Jeudi dernier, Amélie Nothomb, la fameuse écrivaine belge au grand chapeau, était de passage à Toronto, pour présenter ses deux derniers livres, Ni d’Ève ni d’Adam, traduit en anglais et Le fait du prince. À 15h, à peine sortie de l’aéroport, escortée de sa cour, elle rend visite aux élèves du Lycée français de Toronto. Après un saut dans des studios de télé, elle rejoint les 150 aficionados amassés, tant bien que mal, dans les locaux de l’Alliance française de Toronto.
Au Lycée français, vers 15h passées de quelques minutes, Marie-Christine Masson, l’une des organisatrices de la visite s’exclame tout à coup, sans quitter une seconde des yeux la porte principale: «Oh, la voilà, je la reconnais avec son chapeau!» Elle ne s’était pas trompée. Le proviseur, M. Duthel, aux aguets lui aussi, accueille l’invitée littéraire et la dirige rapidement à la bibliothèque où l’attendaient les élèves des classes de 9e, 10e, 11e et 12e de plus en plus impatients. À peine assise sur sa chaise, les questions se mettent à pleuvoir à la grande joie d’Amélie. Celle-ci commence par exprimer son sentiment d’effroi à l’idée de savoir ses romans intégrés dans le programme scolaire. «C’est un drôle d’effet.» Pour se rassurer de l’idée d’être devenue l’ennemie des générations qui succéderont dans cet établissement, elle ajoute: «Mes livres sont courts et ne vous occuperont pas trop longtemps.»
C’est alors que le déluge d’interrogations se déverse. «Non, je n’ai rien inventé dans Stupeur et tremblements. J’ai même atténué certains passages», répond-t-elle à la grande question qui habite tous les lecteurs de cette rocambolesque autobiographie.
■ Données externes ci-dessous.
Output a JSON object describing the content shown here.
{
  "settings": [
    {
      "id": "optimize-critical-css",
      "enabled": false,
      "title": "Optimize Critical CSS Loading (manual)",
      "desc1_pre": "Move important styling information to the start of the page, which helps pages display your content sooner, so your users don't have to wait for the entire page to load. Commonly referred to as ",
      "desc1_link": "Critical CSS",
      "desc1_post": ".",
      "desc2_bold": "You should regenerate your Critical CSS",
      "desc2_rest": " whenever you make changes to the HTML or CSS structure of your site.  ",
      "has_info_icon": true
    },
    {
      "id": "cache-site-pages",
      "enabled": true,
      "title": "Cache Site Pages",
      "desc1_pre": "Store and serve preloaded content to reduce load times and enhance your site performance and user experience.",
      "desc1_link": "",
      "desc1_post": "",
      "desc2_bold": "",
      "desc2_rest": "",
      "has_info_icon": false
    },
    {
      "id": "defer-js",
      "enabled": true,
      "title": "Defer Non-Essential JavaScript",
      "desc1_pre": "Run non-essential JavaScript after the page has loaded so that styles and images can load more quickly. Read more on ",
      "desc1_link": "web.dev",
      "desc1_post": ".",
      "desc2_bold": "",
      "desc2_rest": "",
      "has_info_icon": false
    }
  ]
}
Dans ce livre, l’auteure raconte sa pénible expérience au sein d’une entreprise japonaise où elle fit une descente fulgurante, passant du poste de traductrice à celui de «Madame pipi».
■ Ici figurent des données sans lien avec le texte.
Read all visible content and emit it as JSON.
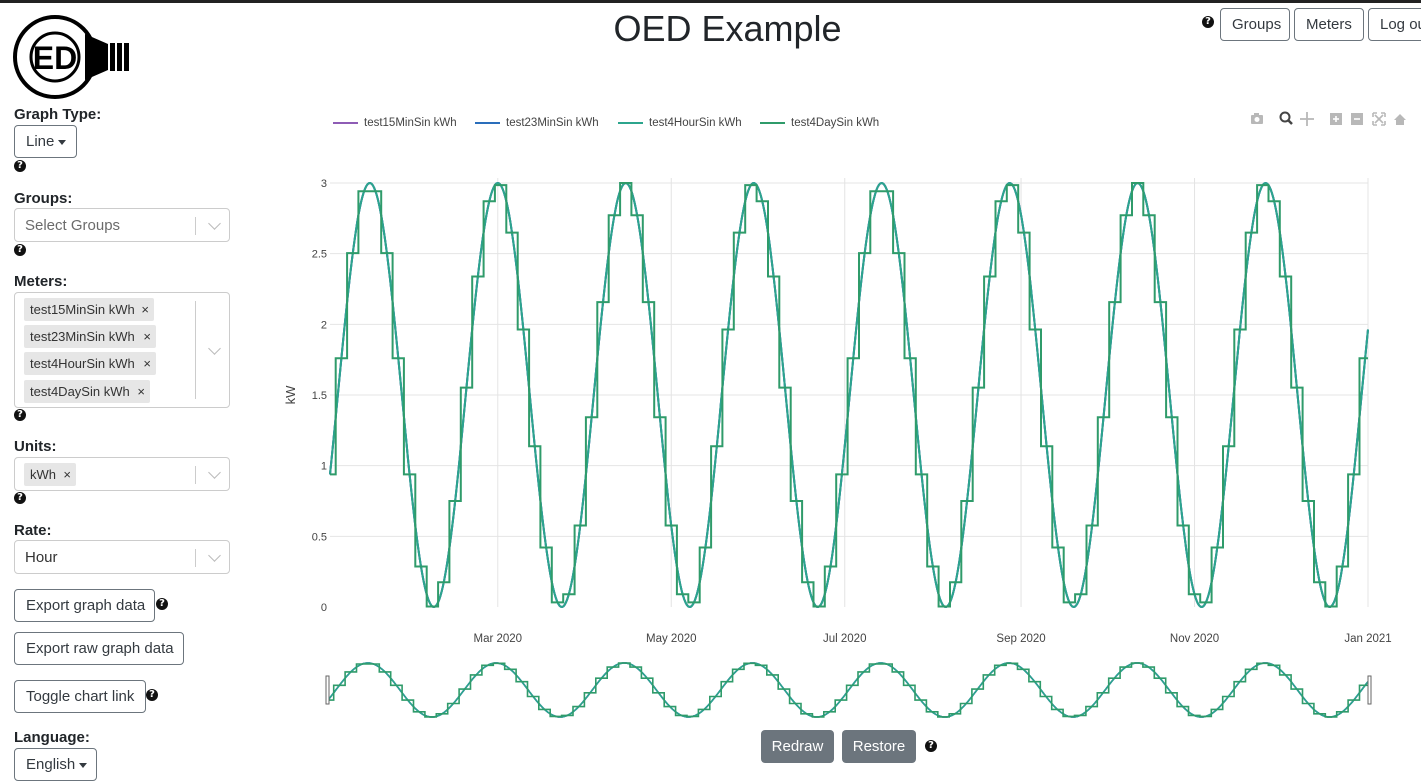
{
  "header": {
    "title": "OED Example",
    "logo_text": "ED",
    "nav": [
      "Groups",
      "Meters",
      "Log out"
    ]
  },
  "sidebar": {
    "graph_type": {
      "label": "Graph Type:",
      "value": "Line"
    },
    "groups": {
      "label": "Groups:",
      "placeholder": "Select Groups"
    },
    "meters": {
      "label": "Meters:",
      "selected": [
        "test15MinSin kWh",
        "test23MinSin kWh",
        "test4HourSin kWh",
        "test4DaySin kWh"
      ]
    },
    "units": {
      "label": "Units:",
      "selected": [
        "kWh"
      ]
    },
    "rate": {
      "label": "Rate:",
      "value": "Hour"
    },
    "buttons": {
      "export_graph": "Export graph data",
      "export_raw": "Export raw graph data",
      "toggle_link": "Toggle chart link"
    },
    "language": {
      "label": "Language:",
      "value": "English"
    }
  },
  "help_glyph": "?",
  "remove_glyph": "×",
  "modebar_icons": [
    "camera-icon",
    "zoom-icon",
    "pan-icon",
    "zoom-in-icon",
    "zoom-out-icon",
    "autoscale-icon",
    "reset-axes-icon"
  ],
  "footer_buttons": {
    "redraw": "Redraw",
    "restore": "Restore"
  },
  "colors": {
    "purple": "#8e5cb5",
    "blue": "#2a6ebb",
    "teal": "#2ca58d",
    "green": "#2f9b6a",
    "redraw_bg": "#6c757d"
  },
  "chart_data": {
    "type": "line",
    "ylabel": "kW",
    "ylim": [
      0,
      3
    ],
    "y_ticks": [
      "0",
      "0.5",
      "1",
      "1.5",
      "2",
      "2.5",
      "3"
    ],
    "x_ticks": [
      "Mar 2020",
      "May 2020",
      "Jul 2020",
      "Sep 2020",
      "Nov 2020",
      "Jan 2021"
    ],
    "x_tick_dates": [
      "2020-03-01",
      "2020-05-01",
      "2020-07-01",
      "2020-09-01",
      "2020-11-01",
      "2021-01-01"
    ],
    "x_range": [
      "2020-01-02",
      "2021-01-01"
    ],
    "grid": true,
    "legend_position": "top",
    "series": [
      {
        "name": "test15MinSin kWh",
        "color": "#8e5cb5",
        "shape": "sine",
        "amplitude": 1.5,
        "offset": 1.5,
        "period_days": 45,
        "peak_first": "2020-01-16"
      },
      {
        "name": "test23MinSin kWh",
        "color": "#2a6ebb",
        "shape": "sine",
        "amplitude": 1.5,
        "offset": 1.5,
        "period_days": 45,
        "peak_first": "2020-01-16"
      },
      {
        "name": "test4HourSin kWh",
        "color": "#2ca58d",
        "shape": "sine",
        "amplitude": 1.5,
        "offset": 1.5,
        "period_days": 45,
        "peak_first": "2020-01-16"
      },
      {
        "name": "test4DaySin kWh",
        "color": "#2f9b6a",
        "shape": "step",
        "step_days": 4,
        "amplitude": 1.5,
        "offset": 1.5,
        "period_days": 45,
        "peak_first": "2020-01-16"
      }
    ]
  }
}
Une descente aux enfers et une humiliation qui donneront, par la suite, le courage à cette personne pudique de montrer ses manuscrits. «Je me suis dit: Cela fait six ans que tu écris dans ton coin et si tu essayais d’être écrivain?» Cela valait bien la peine de tenter le coup puisque aujourd’hui ses romans sont traduits dans 41 langues.
À la question depuis quand elle écrit, elle raconte: «J’ai commencé l’écriture à l’âge de 17 ans sans savoir le moins du monde que c’était pour être écrivain. J’étais mal dans ma peau et c’était comme du mal qui sortait de moi. Je me sens habitée par quelque chose et le besoin de l’exprimer est une nécessité absolue.»